The worst part of racial and socioeconomic segregation is that people can ignore the realities that others face. People can ignore racial tensions if they have no people of color around them, and/or they can ignore the lack of resources which make social programs necessary. The longer one lives without exposure to problems, the less inclined one is to react and solve those problems. When resources were more dissipated throughout the country, more people were exposed to every kind of lifestyle available, but these days, children only know how other children like them live. With such a foundation, the students of today will be less prepared and willing to be the leaders of tomorrow.
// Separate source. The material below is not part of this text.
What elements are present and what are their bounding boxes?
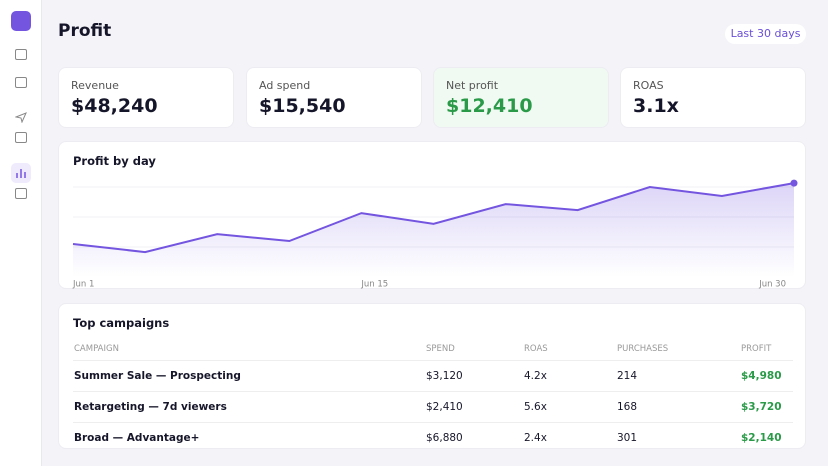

Several school districts are more segregated now than they were during the Civil Rights era, which means that the opportunities to connect with various lifestyles can only come from shared social activities–something marginalized populations can barely enjoy–or from social media, which usually has a prerequisite of at least one real life introduction. Therefore, most students learn with and live near people who only understand life the same way. On one occasion, a young student complained about an older sibling who worked in fast food, treating the older sibling like a loser. Upon hearing from another adult who had worked in the service industry, that young student was able to comprehend the global struggle being experienced by many younger adults. Without that interaction, the young student might have grow up dismissive of those who work hard, but are kept in the margins by the less sympathetic.

Children should learn to be around all types of families who live all ways, because without exposure, they could grow to become callous. The inequities of today will continue for at least one generation, and the communities of today are cultivating the perceptions of tomorrow. It is irresponsible to allow children to grow up not knowing that there are no assets that “everybody has.”